I spent much of my academic career advocating for appropriate funding for teaching and research in the humanities disciplines, in a policy environment which was not at all sympathetic to a version of higher education that did not prioritise vocational training. While that environment has improved over the last decade, and may well get a little better once the Universities Accord process is completed, the current funding models still wear away at the possible futures for high quality work in these disciplines.
If we ever needed confirmation of just how deep are the divisions between competing versions of the purpose of higher education, a recent opinion piece from The Times, written by Emma Duncan, spells it out pretty clearly. Entitled ‘We should cheer the decline in humanities degrees’, it is built on the false assumption that those who enroll in STEM degrees are more likely to get jobs than those who enroll in the humanities. That, too, was the spurious rationale for the Morrison government’s Job Ready Graduates program that doubled the cost of humanities degrees (among others) in the hope of boosting enrolments in areas such as science and nursing.
As Julie Hare has reported for the Australian Financial Review, drawing upon Andrew Norton’s research, the program failed to achieve any of its policy objectives. Numerous submissions to Mary O’Kane’s University Accord review currently under way called for the dumping of the Jobs Ready strategy, while comment from the Australian Academy of the Humanities provided evidence that there is actually no significant difference between the job prospects of those completing an Arts degree and those completing a Science degree.
Responding to what had been a continuing challenge to the utility of these degrees, way back in 2014 when Kylie Brass and I released our Mapping HASS study of the sector, we reported that something like 60% of those with a degree currently employed in Australia had degrees in the humanities and social sciences. That actually made them the most ‘utilized’ degree programs in existence. It would be no different now.

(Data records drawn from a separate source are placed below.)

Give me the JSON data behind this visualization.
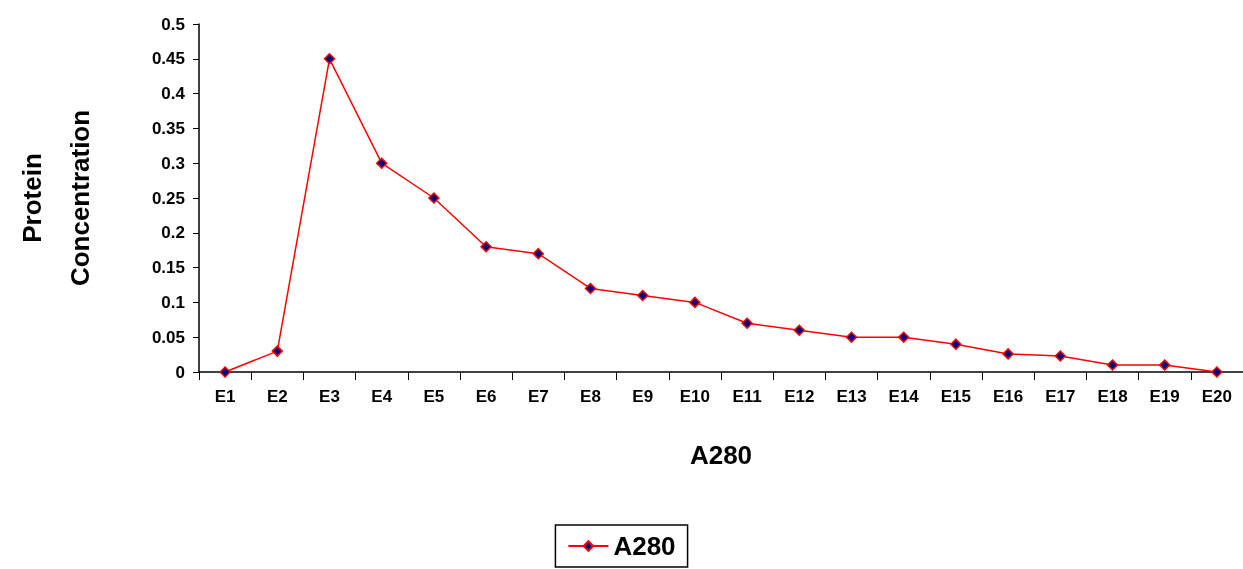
{
  "chart_data": {
    "type": "line",
    "xlabel": "A280",
    "ylabel": "Protein\nConcentration",
    "categories": [
      "E1",
      "E2",
      "E3",
      "E4",
      "E5",
      "E6",
      "E7",
      "E8",
      "E9",
      "E10",
      "E11",
      "E12",
      "E13",
      "E14",
      "E15",
      "E16",
      "E17",
      "E18",
      "E19",
      "E20"
    ],
    "series": [
      {
        "name": "A280",
        "color": "#ff0000",
        "values": [
          0,
          0.03,
          0.45,
          0.3,
          0.25,
          0.18,
          0.17,
          0.12,
          0.11,
          0.1,
          0.07,
          0.06,
          0.05,
          0.05,
          0.04,
          0.026,
          0.023,
          0.01,
          0.01,
          0
        ]
      }
    ],
    "ylim": [
      0,
      0.5
    ],
    "yticks": [
      0,
      0.05,
      0.1,
      0.15,
      0.2,
      0.25,
      0.3,
      0.35,
      0.4,
      0.45,
      0.5
    ],
    "grid": false,
    "legend": "bottom",
    "marker": "diamond",
    "line_style": "solid"
  }
}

No matter, the galloping instrumentalism that has shaped higher education policy here and in the UK, and which has increasingly framed higher education as properly concerned with vocational training rather than education, rolls on regardless. Duncan applauds the decline of English as a subject for study at university, as ‘a healthy development’, which will dissuade prospective students from devoting ‘a crucial three years of their lives’ to racking up ‘piles of debt’ while studying for ‘unremunerative degrees’.
Ever since the Dawkins restructuring of higher education in the late 1980s, Australian universities have been advised to think of themselves as businesses rather than institutions, undergraduates have been redefined as clients rather than students, degrees have been constructed as vocational training rather than education programs, and the authority and legitimacy of academic expertise has been so thoroughly downgraded that the application of the word ‘academic’ in public discourse has been almost routinely perjorative. Within that wider context, the relevance of the humanities has been especially questioned.
One could blame the pervasive influence of neoliberalism, of course, within which the idea of seeking an education would make no sense at all unless there was some money in it. But there is also the part played by the decades of culture wars that have framed the generation of progressive and critical ideas as feeding the enemy. The utilitarian and positivist bent of the science disciplines has also allowed them to be used as battering rams against the claims of the humanities for long periods — although they are no longer so easily manipulated into this kind of role as they once were.
Such issues, though, provide clues to why it is so pointless to hope we might defend the humanities simply by pointing to demonstrations of their utility — the jobs they generate, the proportion of GDP they might claim, their structural importance to the economy. While we might win that part of the argument by marshalling the clear evidence that is out there, it won’t change the fact that — within the current socio-cultural settings — the battle to defend the validity and legitimacy of the humanities disciplines is constitutive: it is an ideological battle that has to be engaged, always, continually, and without hope that one day it might be over.
Consequently, this kind of knowledge, this kind of education, is well on the way to being excised from the current policy understandings of the purposes of the university.
The knock-on effects from this situation reach well beyond these disciplines. While the humanities and social sciences might be the obvious example, they are just that: examples of the slow erosion of the idea that the university delivers a public good to the nation — not just a private good to the individual.
Academics at the coal face, mostly, still believe that they are delivering a public good. Regrettably, however, it is increasingly those charged with managing the university who have been backing away from such a principle. Consequently, the gap between staff and management has widened over the years as corporate behaviours have displaced collegial protocols and as government pressure over funding has enforced compliance with political priorities. What we have in many universities now is a fundamental conflict between how the university thinks about its purpose, and how its staff thinks about it. Not a scenario in which university staff can feel confident that their leaders will strongly defend what it is they think they do.